Model Data for Users
In this approach, IT ensures that data exposed to users is comprehensible and well labeled. This often takes the form of a denormalized star schema, but may include reporting views defined for specific use cases. With Power BI, this may take the form of an IT-managed dataset made available through the Power BI service.
When this approach works:
- The data has known business value,
- IT can build on the foundation of an existing Power BI model on the data (created by users),
- Or new data can leverage existing conformed dimensions in a data warehouse
- Business entities can be represented as dimension/lookup tables, which can be used for slicing multiple tables
- Business logic can be implemented upstream, creating a single source of truth
- Performance may be better, especially when the data source is heavily normalized
- Users need to rely on IT to model data
- Changes to the model come from the business but need to be implemented by IT
These disadvantages can be mitigated by embedding developers in business units or taking an Agile approach to make smaller, incremental updates.

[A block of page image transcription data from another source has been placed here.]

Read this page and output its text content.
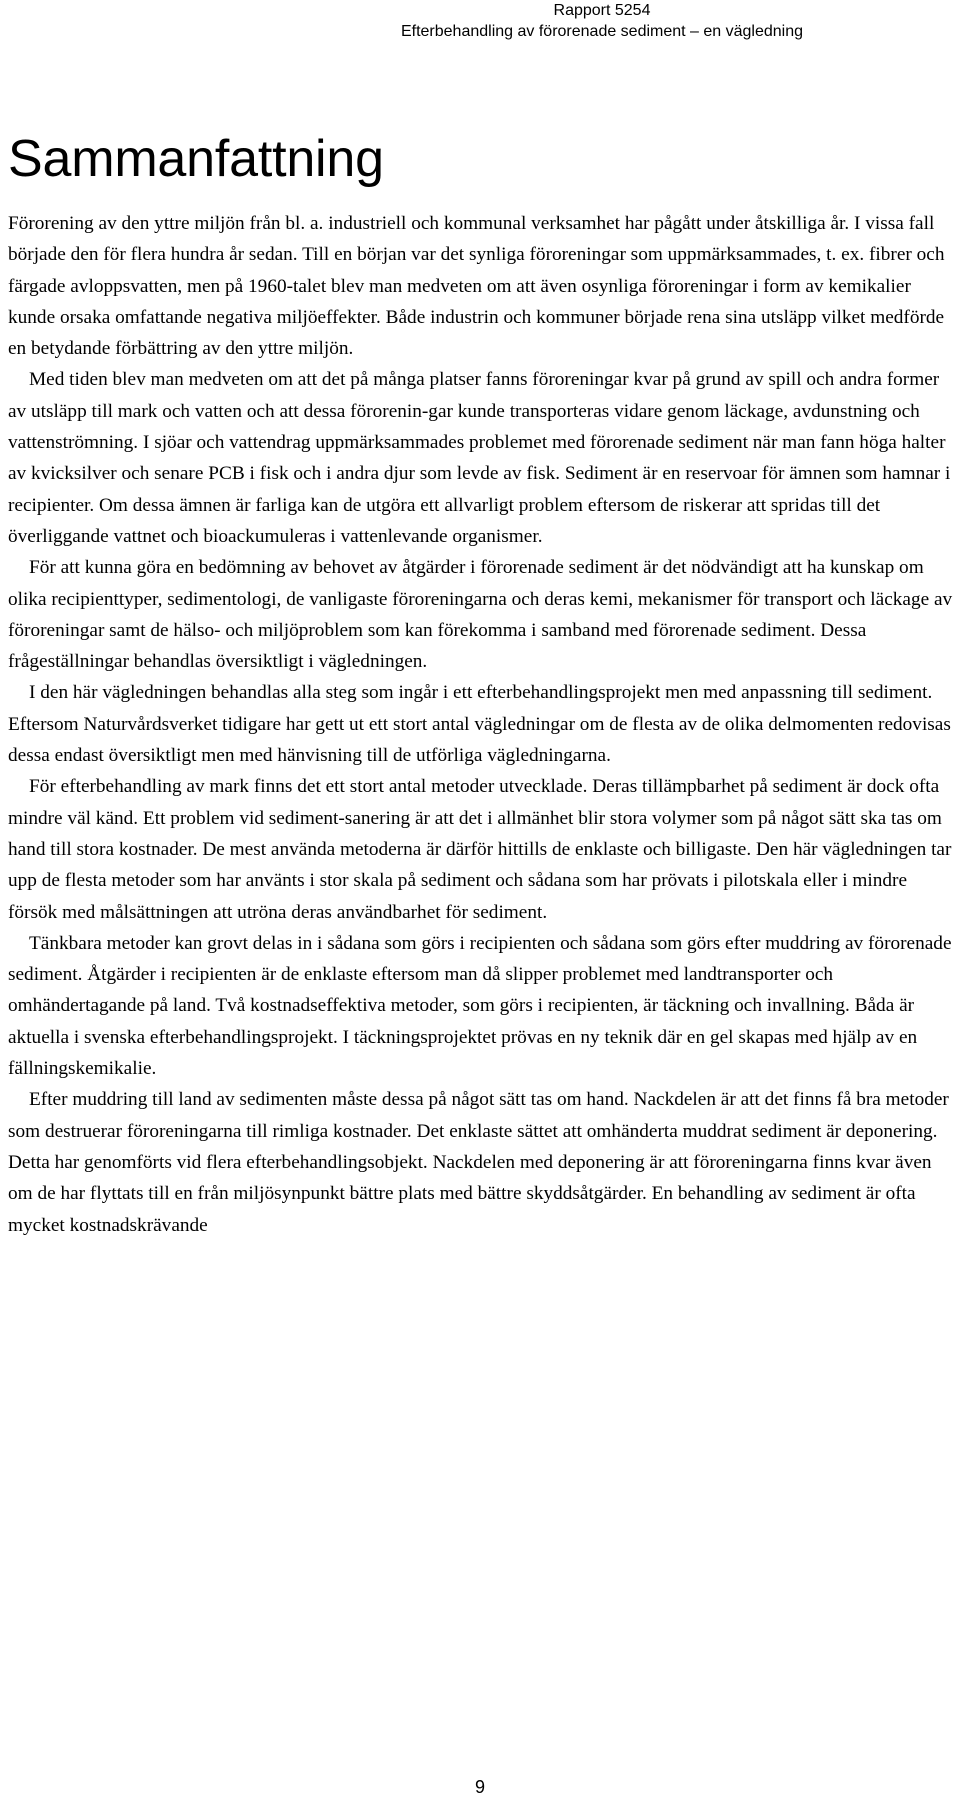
Rapport 5254
Efterbehandling av förorenade sediment – en vägledning
Sammanfattning

Förorening av den yttre miljön från bl. a. industriell och kommunal verksamhet har pågått under åtskilliga år. I vissa fall började den för flera hundra år sedan. Till en början var det synliga föroreningar som uppmärksammades, t. ex. fibrer och färgade avloppsvatten, men på 1960-talet blev man medveten om att även osynliga föroreningar i form av kemikalier kunde orsaka omfattande negativa miljöeffekter. Både industrin och kommuner började rena sina utsläpp vilket medförde en betydande förbättring av den yttre miljön.

Med tiden blev man medveten om att det på många platser fanns föroreningar kvar på grund av spill och andra former av utsläpp till mark och vatten och att dessa förorenin-gar kunde transporteras vidare genom läckage, avdunstning och vattenströmning. I sjöar och vattendrag uppmärksammades problemet med förorenade sediment när man fann höga halter av kvicksilver och senare PCB i fisk och i andra djur som levde av fisk. Sediment är en reservoar för ämnen som hamnar i recipienter. Om dessa ämnen är farliga kan de utgöra ett allvarligt problem eftersom de riskerar att spridas till det överliggande vattnet och bioackumuleras i vattenlevande organismer.

För att kunna göra en bedömning av behovet av åtgärder i förorenade sediment är det nödvändigt att ha kunskap om olika recipienttyper, sedimentologi, de vanligaste föroreningarna och deras kemi, mekanismer för transport och läckage av föroreningar samt de hälso- och miljöproblem som kan förekomma i samband med förorenade sediment. Dessa frågeställningar behandlas översiktligt i vägledningen.

I den här vägledningen behandlas alla steg som ingår i ett efterbehandlingsprojekt men med anpassning till sediment. Eftersom Naturvårdsverket tidigare har gett ut ett stort antal vägledningar om de flesta av de olika delmomenten redovisas dessa endast översiktligt men med hänvisning till de utförliga vägledningarna.

För efterbehandling av mark finns det ett stort antal metoder utvecklade. Deras tillämpbarhet på sediment är dock ofta mindre väl känd. Ett problem vid sediment-sanering är att det i allmänhet blir stora volymer som på något sätt ska tas om hand till stora kostnader. De mest använda metoderna är därför hittills de enklaste och billigaste. Den här vägledningen tar upp de flesta metoder som har använts i stor skala på sediment och sådana som har prövats i pilotskala eller i mindre försök med målsättningen att utröna deras användbarhet för sediment.

Tänkbara metoder kan grovt delas in i sådana som görs i recipienten och sådana som görs efter muddring av förorenade sediment. Åtgärder i recipienten är de enklaste eftersom man då slipper problemet med landtransporter och omhändertagande på land. Två kostnadseffektiva metoder, som görs i recipienten, är täckning och invallning. Båda är aktuella i svenska efterbehandlingsprojekt. I täckningsprojektet prövas en ny teknik där en gel skapas med hjälp av en fällningskemikalie.

Efter muddring till land av sedimenten måste dessa på något sätt tas om hand. Nackdelen är att det finns få bra metoder som destruerar föroreningarna till rimliga kostnader. Det enklaste sättet att omhänderta muddrat sediment är deponering. Detta har genomförts vid flera efterbehandlingsobjekt. Nackdelen med deponering är att föroreningarna finns kvar även om de har flyttats till en från miljösynpunkt bättre plats med bättre skyddsåtgärder. En behandling av sediment är ofta mycket kostnadskrävande

9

Ideally, your organization should combine all three approaches. Adding data to the corpus can happen organically or as a planned project, and it can move from one approach to another. For example, a business unit may download data and import it into Power BI. After its business value has been established, IT can automate extraction of the data from a source database or via an API. Eventually, the business may identify value in transforming the data, labeling it, and integrating it with other data sources in an enterprise model.
Additional data sources can go through this same process and “bubble up” from user-created models to centralized, IT-managed models. Power BI is especially well suited to this conversion process. Even if IT doesn’t have first-hand experience with the source data, any modeling work done by users on imported data will be recorded in Power BI’s query editor or in DAX formulas. With some effort, that work can be translated and reimplemented as SQL.
The matrix below represents the various approaches and when they should be used, based on characteristics of the data in question:
The rise of self-service BI tools does not guarantee that users will actually be able to use data made available to them. The level of IT involvement in managing data available in Power BI may vary by data source:
- When raw data is difficult to understand, self-service BI initiatives can benefit from greater IT involvement, with developers working with the business to apply classical modeling techniques (e.g. Kimball methods) before exposing data to users
- When raw data is well labeled and well structured (e.g. consistently normalized or denormalized, or surfaced in pre-constructed views), Power BI’s modeling tools make it fairly easy for savvy users to use that data
- And when new data sets enter the picture, the ability to import data into a local model and combine it with other datasets gives users greater exploratory power
Finally, Power BI’s query editor is an extremely useful tool in leveraging work done by power users; developers can see every step applied in transforming the data and every formula used in calculations.